La sostuvo por enésima vez aquella tarde. El contacto frío del metal le infundía una inexplicable sensación de seguridad. Apretó el pestillo e hizo girar el tambor. Los compartimentos destinados a albergar los proyectiles se encontraban vacíos. Todos, excepto uno. Una bala solitaria descansaba agazapada en su posición, como un piloto que aguarda impaciente en la parrilla de salida. Dispuesta a que alguien diera la orden de liberarla para rasgar el aire e inducir a sus testigos a la locura.

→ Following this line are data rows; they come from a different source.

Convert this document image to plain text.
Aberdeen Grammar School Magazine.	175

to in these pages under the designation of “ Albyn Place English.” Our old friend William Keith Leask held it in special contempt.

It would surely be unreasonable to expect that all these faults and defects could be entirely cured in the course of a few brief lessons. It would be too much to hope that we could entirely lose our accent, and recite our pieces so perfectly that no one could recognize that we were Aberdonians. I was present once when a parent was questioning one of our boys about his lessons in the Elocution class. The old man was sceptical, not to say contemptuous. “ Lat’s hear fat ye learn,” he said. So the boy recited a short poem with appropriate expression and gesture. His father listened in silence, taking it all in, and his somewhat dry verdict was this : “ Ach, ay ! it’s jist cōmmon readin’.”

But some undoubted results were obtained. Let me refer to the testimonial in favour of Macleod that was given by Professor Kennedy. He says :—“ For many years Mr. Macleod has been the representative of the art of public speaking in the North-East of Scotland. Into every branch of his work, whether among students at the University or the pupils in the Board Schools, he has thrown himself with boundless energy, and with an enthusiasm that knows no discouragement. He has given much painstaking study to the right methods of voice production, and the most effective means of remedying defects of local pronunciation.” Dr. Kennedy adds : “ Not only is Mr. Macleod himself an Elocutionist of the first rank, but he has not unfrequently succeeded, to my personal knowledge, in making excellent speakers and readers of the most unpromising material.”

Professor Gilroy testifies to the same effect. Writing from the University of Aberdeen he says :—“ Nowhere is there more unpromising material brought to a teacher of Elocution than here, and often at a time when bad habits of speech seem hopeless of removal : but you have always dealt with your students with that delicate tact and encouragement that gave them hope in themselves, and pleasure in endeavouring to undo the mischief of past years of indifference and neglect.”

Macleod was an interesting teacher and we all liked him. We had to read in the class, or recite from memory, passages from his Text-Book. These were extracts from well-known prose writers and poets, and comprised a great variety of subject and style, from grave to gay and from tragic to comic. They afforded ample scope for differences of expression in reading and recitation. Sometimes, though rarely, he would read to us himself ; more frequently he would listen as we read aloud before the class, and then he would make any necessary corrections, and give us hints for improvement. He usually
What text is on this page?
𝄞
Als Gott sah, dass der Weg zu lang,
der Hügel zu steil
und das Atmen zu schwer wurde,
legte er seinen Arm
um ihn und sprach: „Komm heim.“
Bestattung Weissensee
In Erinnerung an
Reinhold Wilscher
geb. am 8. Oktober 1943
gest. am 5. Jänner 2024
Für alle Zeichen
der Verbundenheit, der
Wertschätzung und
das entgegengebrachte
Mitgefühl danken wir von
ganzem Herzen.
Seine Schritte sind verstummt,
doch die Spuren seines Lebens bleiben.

Aunque, para ser justos, el menos cuerdo era él. Había estado practicando durante semanas. Con dianas de plástico, latas de refresco e incluso cajas de cartón. Y sabía que tanto empeño resultaría del todo innecesario. Al fin y al cabo, el que le habían encargado no aparentaba ser un trabajo difícil y las instrucciones eran claras: debía hacerse rápido y sin vacilación. El menor atisbo de duda podía poner en riesgo toda la operación y él no era un hombre acostumbrado a lidiar con las presiones. Pero, no quedaba más remedio. Tenía que hacer de tripas corazón si quería recibir el dinero acordado.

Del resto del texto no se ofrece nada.